🤖 AI Summary
To address the challenge of simultaneously achieving high accuracy and interpretability in deep learning classification models on complex data, this paper proposes the Deep Positive-Negative Prototype (DPNP) model, which unifies class prototypes with classification weights to construct discriminative and interpretable feature representations in the latent space. Methodologically, DPNP introduces a novel positive-negative prototype collaboration mechanism: each class is represented by an intra-class positive prototype, while inter-class positive prototypes implicitly serve as parameter-free negative prototypes, exerting repulsive forces that significantly enhance inter-class separation. The model jointly optimizes pretrained feature extraction, prototype alignment, and separation via a new composite loss function integrating cross-entropy, alignment, and separation terms. Experiments demonstrate that DPNP surpasses state-of-the-art methods across multiple benchmark datasets, supports lightweight network architectures, and yields prototypes that exhibit near-regular geometric arrangements in low-dimensional space—substantially improving intra-class compactness and inter-class margin.
📝 Abstract
This paper proposes a novel Deep Positive-Negative Prototype (DPNP) model that combines prototype-based learning (PbL) with discriminative methods to improve class compactness and separability in deep neural networks. While PbL traditionally emphasizes interpretability by classifying samples based on their similarity to representative prototypes, it struggles with creating optimal decision boundaries in complex scenarios.
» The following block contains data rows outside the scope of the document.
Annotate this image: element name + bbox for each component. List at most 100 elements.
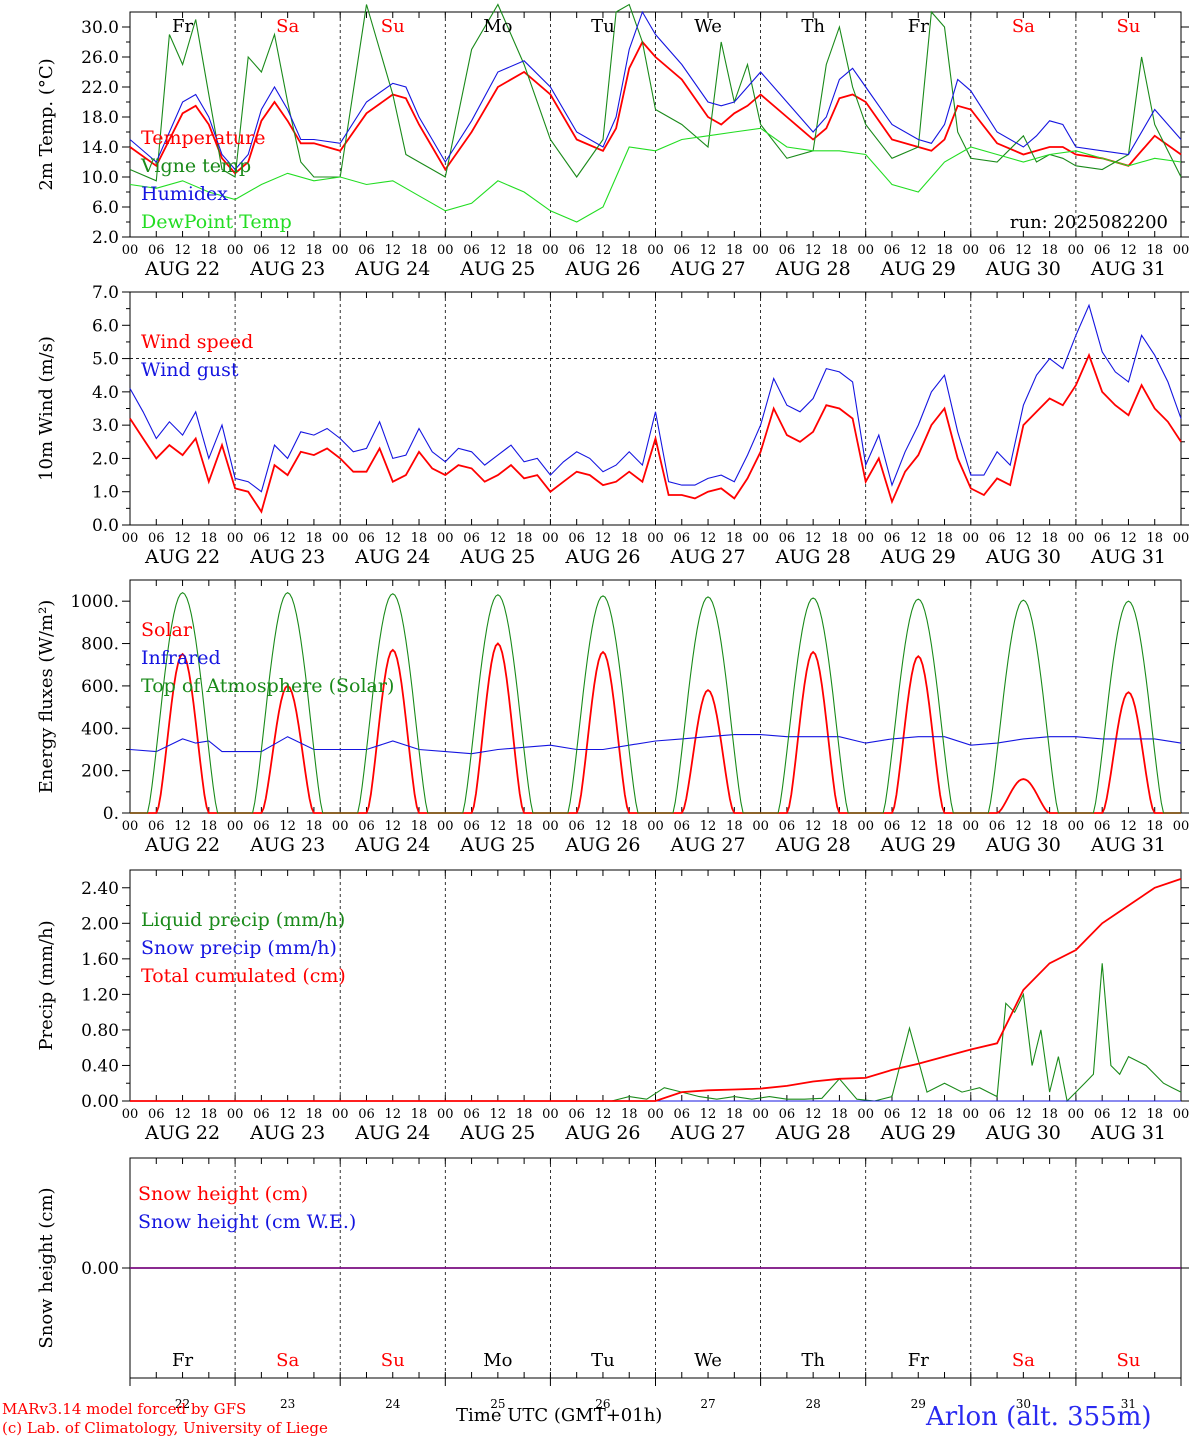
wind-hour-label: 00 xyxy=(542,531,559,546)
energy-date-label: AUG 31 xyxy=(1090,834,1166,856)
weekday-label: Tu xyxy=(591,16,615,37)
energy-hour-label: 12 xyxy=(279,819,296,834)
wind-hour-label: 00 xyxy=(227,531,244,546)
weekday-label: Sa xyxy=(1012,16,1035,37)
energy-hour-label: 18 xyxy=(726,819,743,834)
energy-hour-label: 18 xyxy=(1041,819,1058,834)
precip-hour-label: 12 xyxy=(1015,1107,1032,1122)
precip-hour-label: 00 xyxy=(227,1107,244,1122)
weekday-label-bottom: Tu xyxy=(591,1350,615,1371)
temp-hour-label: 18 xyxy=(1146,243,1163,258)
run-label: run: 2025082200 xyxy=(1010,212,1168,233)
temp-hour-label: 00 xyxy=(963,243,980,258)
energy-hour-label: 12 xyxy=(805,819,822,834)
precip-hour-label: 00 xyxy=(857,1107,874,1122)
temp-hour-label: 00 xyxy=(542,243,559,258)
precip-hour-label: 06 xyxy=(358,1107,375,1122)
weekday-label-bottom: Su xyxy=(1116,1350,1140,1371)
wind-date-label: AUG 27 xyxy=(669,546,745,568)
precip-hour-label: 18 xyxy=(1041,1107,1058,1122)
precip-hour-label: 18 xyxy=(936,1107,953,1122)
precip-date-label: AUG 23 xyxy=(249,1122,325,1144)
temp-hour-label: 18 xyxy=(306,243,323,258)
wind-hour-label: 12 xyxy=(174,531,191,546)
wind-hour-label: 06 xyxy=(779,531,796,546)
wind-hour-label: 18 xyxy=(306,531,323,546)
temp-hour-label: 18 xyxy=(411,243,428,258)
precip-hour-label: 12 xyxy=(805,1107,822,1122)
precip-hour-label: 12 xyxy=(490,1107,507,1122)
energy-hour-label: 12 xyxy=(1120,819,1137,834)
precip-hour-label: 06 xyxy=(568,1107,585,1122)
wind-y-tick-label: 5.0 xyxy=(92,350,119,370)
temp-hour-label: 12 xyxy=(490,243,507,258)
precip-date-label: AUG 24 xyxy=(354,1122,430,1144)
temp-hour-label: 12 xyxy=(1015,243,1032,258)
wind-panel xyxy=(122,291,1189,526)
wind-hour-label: 06 xyxy=(148,531,165,546)
temp-date-label: AUG 28 xyxy=(775,258,851,280)
precip-hour-label: 00 xyxy=(122,1107,139,1122)
temp-y-tick-label: 10.0 xyxy=(81,168,119,188)
energy-hour-label: 06 xyxy=(884,819,901,834)
wind-date-label: AUG 31 xyxy=(1090,546,1166,568)
snow-y-tick-label: 0.00 xyxy=(81,1259,119,1279)
precip-y-tick-label: 1.20 xyxy=(81,985,119,1005)
temp-hour-label: 12 xyxy=(700,243,717,258)
wind-hour-label: 18 xyxy=(831,531,848,546)
day-number-label: 31 xyxy=(1121,1397,1136,1411)
temp-hour-label: 18 xyxy=(201,243,218,258)
wind-hour-label: 18 xyxy=(516,531,533,546)
weekday-label: Th xyxy=(801,16,825,37)
temp-legend-2: Humidex xyxy=(141,183,228,205)
wind-y-tick-label: 2.0 xyxy=(92,449,119,469)
temp-hour-label: 00 xyxy=(857,243,874,258)
temp-hour-label: 12 xyxy=(1120,243,1137,258)
energy-legend-1: Infrared xyxy=(141,647,221,669)
temp-hour-label: 12 xyxy=(805,243,822,258)
credit-line-model: MARv3.14 model forced by GFS xyxy=(2,1400,247,1418)
energy-hour-label: 18 xyxy=(936,819,953,834)
energy-hour-label: 06 xyxy=(358,819,375,834)
temp-date-label: AUG 29 xyxy=(880,258,956,280)
temp-hour-label: 06 xyxy=(1094,243,1111,258)
wind-hour-label: 00 xyxy=(857,531,874,546)
temp-hour-label: 18 xyxy=(516,243,533,258)
wind-hour-label: 00 xyxy=(1173,531,1190,546)
precip-date-label: AUG 26 xyxy=(564,1122,640,1144)
wind-date-label: AUG 26 xyxy=(564,546,640,568)
wind-hour-label: 00 xyxy=(332,531,349,546)
precip-hour-label: 12 xyxy=(700,1107,717,1122)
energy-hour-label: 12 xyxy=(174,819,191,834)
precip-series-total-cumulated-cm- xyxy=(130,878,1182,1102)
snow-legend-1: Snow height (cm W.E.) xyxy=(138,1211,356,1233)
energy-series-solar xyxy=(130,642,1181,814)
energy-y-tick-label: 0. xyxy=(103,804,119,824)
temp-hour-label: 18 xyxy=(1041,243,1058,258)
weekday-label-bottom: Su xyxy=(381,1350,405,1371)
wind-hour-label: 18 xyxy=(726,531,743,546)
temp-series-temperature xyxy=(129,40,1182,175)
precip-y-tick-label: 1.60 xyxy=(81,950,119,970)
precip-hour-label: 18 xyxy=(306,1107,323,1122)
temp-hour-label: 12 xyxy=(384,243,401,258)
temp-date-label: AUG 27 xyxy=(669,258,745,280)
temp-hour-label: 12 xyxy=(174,243,191,258)
energy-legend-2: Top of Atmosphere (Solar) xyxy=(141,675,394,697)
location-label: Arlon (alt. 355m) xyxy=(926,1402,1152,1432)
energy-hour-label: 12 xyxy=(1015,819,1032,834)
temp-date-label: AUG 26 xyxy=(564,258,640,280)
precip-date-label: AUG 31 xyxy=(1090,1122,1166,1144)
energy-hour-label: 00 xyxy=(1068,819,1085,834)
temp-y-tick-label: 2.0 xyxy=(92,228,119,248)
energy-hour-label: 06 xyxy=(463,819,480,834)
snow-y-axis-label: Snow height (cm) xyxy=(36,1187,57,1348)
precip-panel xyxy=(122,869,1189,1103)
energy-hour-label: 00 xyxy=(752,819,769,834)
precip-hour-label: 18 xyxy=(411,1107,428,1122)
temp-hour-label: 06 xyxy=(148,243,165,258)
energy-hour-label: 18 xyxy=(621,819,638,834)
precip-hour-label: 12 xyxy=(910,1107,927,1122)
wind-hour-label: 06 xyxy=(674,531,691,546)
energy-hour-label: 00 xyxy=(332,819,349,834)
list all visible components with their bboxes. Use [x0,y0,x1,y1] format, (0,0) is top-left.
Conversely, discriminative methods effectively separate classes but often lack intuitive interpretability. Toward exploiting advantages of these two approaches, the suggested DPNP model bridges between them by unifying class prototypes with weight vectors, thereby establishing a structured latent space that enables accurate classification using interpretable prototypes alongside a properly learned feature representation. Based on this central idea of unified prototype-weight representation, Deep Positive Prototype (DPP) is formed in the latent space as a representative for each class using off-the-shelf deep networks as feature extractors. Then, rival neighboring class DPPs are treated as implicit negative prototypes with repulsive force in DPNP, which push away DPPs from each other. This helps to enhance inter-class separation without the need for any extra parameters. Hence, through a novel loss function that integrates cross-entropy, prototype alignment, and separation terms, DPNP achieves well-organized feature space geometry, maximizing intra-class compactness and inter-class margins. We show that DPNP can organize prototypes in nearly regular positions within feature space, such that it is possible to achieve competitive classification accuracy even in much lower-dimensional feature spaces. Experimental results on several datasets demonstrate that DPNP outperforms state-of-the-art models, while using smaller networks.